I have tried various methods of "Best-Fit" I've found both here and on where ever google took me. But the problem is that they all smooth my "actual" data. So it get modified and is not keeping it's actual form.

Is there any function in scipy or any other python lib that "simply" can fit my two curves together without altering the actual shape? I wish for the green curve with red dots to lie as much as possible on top of the black.

Might it be possible to calculate the center of gravity of both curves and then move the actual curve in x and y depending on the value difference from the center point? It might not be the ultimate solution, but it would get closer?

Answer 1

Here is a solution assuming that the nominal form can be described as a conic, i.a as solution of the equation ax^2 + by^2 + cxy + dx + ey = 1. Then, a least square fit can be applied to find the coefficients (a, b, c, d, e).

import numpy as np
import matplotlib.pylab as plt

# Generate example data
t = np.linspace(-2, 2.5, 25)
e, theta = 0.5, 0.3  # ratio minor axis/major & orientation angle major axis
c, s = np.cos(theta), np.sin(theta)
x = c*np.cos(t) - s*e*np.sin(t)
y = s*np.cos(t) + c*e*np.sin(t)

# add noise:
xy = 4*np.vstack((x, y))
xy += .08 *np.random.randn(*xy.shape) + np.random.randn(2, 1)
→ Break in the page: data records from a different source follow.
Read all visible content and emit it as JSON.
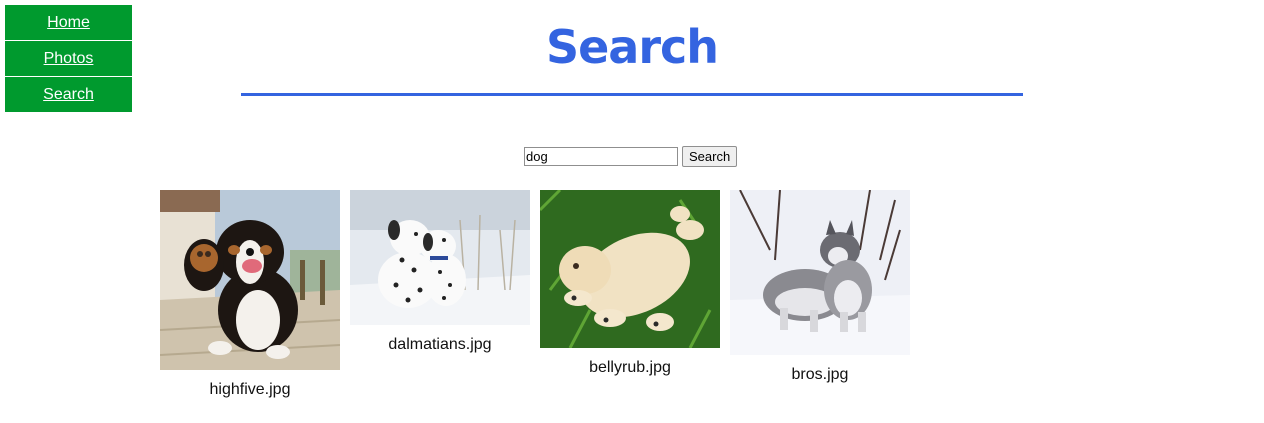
{
  "nav": {
    "items": [
      {
        "label": "Home"
      },
      {
        "label": "Photos"
      },
      {
        "label": "Search"
      }
    ]
  },
  "page": {
    "title": "Search"
  },
  "search": {
    "value": "dog",
    "button_label": "Search"
  },
  "results": [
    {
      "filename": "highfive.jpg"
    },
    {
      "filename": "dalmatians.jpg"
    },
    {
      "filename": "bellyrub.jpg"
    },
    {
      "filename": "bros.jpg"
    }
  ],
  "colors": {
    "nav_bg": "#009a2e",
    "accent": "#3464e0"
  }
}
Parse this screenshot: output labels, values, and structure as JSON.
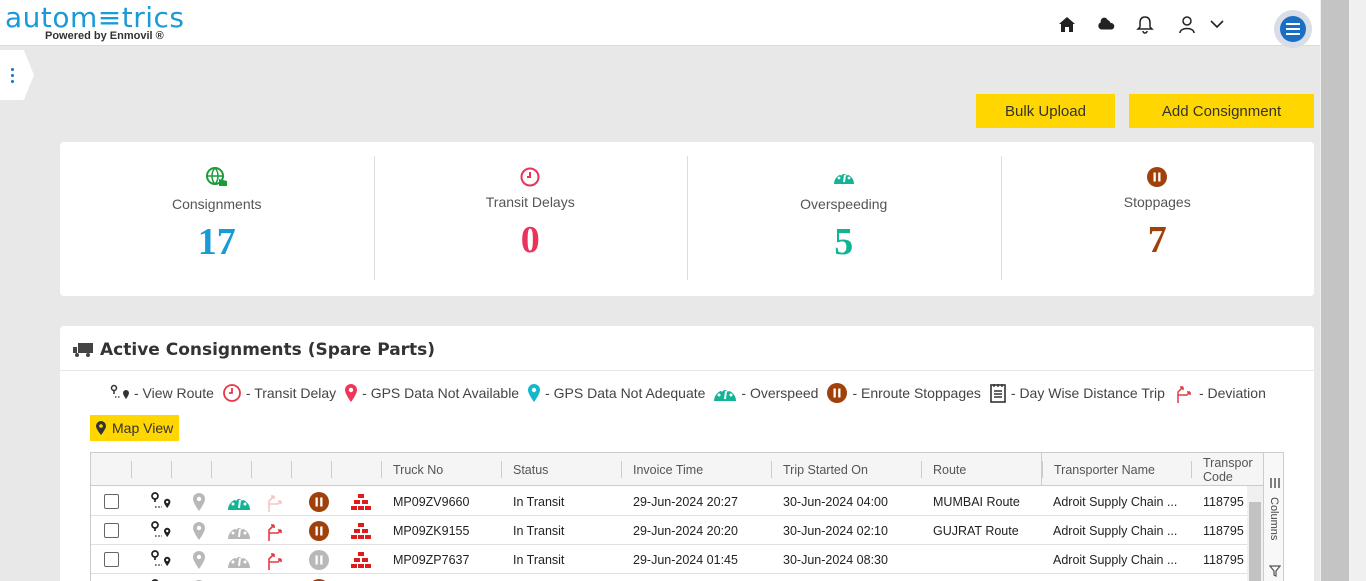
{
  "header": {
    "logo_text": "autom≡trics",
    "logo_sub": "Powered by Enmovil ®",
    "icons": [
      "home-icon",
      "weather-icon",
      "bell-icon",
      "user-icon",
      "chevron-down-icon",
      "menu-icon"
    ]
  },
  "actions": {
    "bulk_upload": "Bulk Upload",
    "add_consignment": "Add Consignment"
  },
  "stats": [
    {
      "label": "Consignments",
      "value": "17",
      "color": "#1a9bd7",
      "icon": "globe-hand-icon"
    },
    {
      "label": "Transit Delays",
      "value": "0",
      "color": "#e9335a",
      "icon": "clock-icon"
    },
    {
      "label": "Overspeeding",
      "value": "5",
      "color": "#13b396",
      "icon": "speedometer-icon"
    },
    {
      "label": "Stoppages",
      "value": "7",
      "color": "#a0410c",
      "icon": "pause-icon"
    }
  ],
  "panel": {
    "title": "Active Consignments (Spare Parts)",
    "map_view": "Map View",
    "columns_label": "Columns"
  },
  "legend": [
    {
      "label": "- View Route",
      "icon": "route-icon"
    },
    {
      "label": "- Transit Delay",
      "icon": "clock-icon"
    },
    {
      "label": "- GPS Data Not Available",
      "icon": "pin-red-icon"
    },
    {
      "label": "- GPS Data Not Adequate",
      "icon": "pin-teal-icon"
    },
    {
      "label": "- Overspeed",
      "icon": "speedometer-icon"
    },
    {
      "label": "- Enroute Stoppages",
      "icon": "pause-icon"
    },
    {
      "label": "- Day Wise Distance Trip",
      "icon": "notepad-icon"
    },
    {
      "label": "- Deviation",
      "icon": "deviation-icon"
    }
  ],
  "columns": [
    "Truck No",
    "Status",
    "Invoice Time",
    "Trip Started On",
    "Route",
    "Transporter Name",
    "Transporter Code"
  ],
  "rows": [
    {
      "truck": "MP09ZV9660",
      "status": "In Transit",
      "invoice": "29-Jun-2024 20:27",
      "trip": "30-Jun-2024 04:00",
      "route": "MUMBAI Route",
      "transporter": "Adroit Supply Chain ...",
      "code": "118795",
      "overspeed": true,
      "deviation": false,
      "stoppage": true
    },
    {
      "truck": "MP09ZK9155",
      "status": "In Transit",
      "invoice": "29-Jun-2024 20:20",
      "trip": "30-Jun-2024 02:10",
      "route": "GUJRAT Route",
      "transporter": "Adroit Supply Chain ...",
      "code": "118795",
      "overspeed": false,
      "deviation": true,
      "stoppage": true
    },
    {
      "truck": "MP09ZP7637",
      "status": "In Transit",
      "invoice": "29-Jun-2024 01:45",
      "trip": "30-Jun-2024 08:30",
      "route": "",
      "transporter": "Adroit Supply Chain ...",
      "code": "118795",
      "overspeed": false,
      "deviation": true,
      "stoppage": false
    }
  ]
}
# Least square fit by a generic conic equation
# a*x^2 + b*y^2 + c*x*y + d*x + e*y = 1
x, y = xy
x = x - x.mean()
y = y - y.mean()

M = np.vstack([x**2, y**2, x*y, x, y]).T
b = np.ones_like(x)
# solve M*w = b
w, res, rank, s = np.linalg.lstsq(M, b, rcond=None)
a, b, c, d, e = w

# Get x, y coordinates for the fitted ellipse:
# using polar coordinates
# x = r*cos(theta), y = r*sin(theta)
# for a given theta, the radius is obtained with the 2nd order eq.:
# (a*ct^2 + b*st^2 + c*cs*st)*r^2 + (d*ct + e*st)*r - 1 = 0
# with ct = cos(theta) and st = sin(theta)

theta = np.linspace(-np.pi, np.pi, 97)
ct, st = np.cos(theta), np.sin(theta)

A = a*ct**2 + b*st**2 + c*ct*st
B = d*ct + e*st
D = B**2 + 4*A
radius = (-B + np.sqrt(D))/2/A

# Graph
plt.plot(radius*ct, radius*st, '-k', label='fitted ellipse');
plt.plot(x, y, 'or', label='measured points');
plt.axis('equal'); plt.legend();
plt.xlabel('x'); plt.ylabel('y');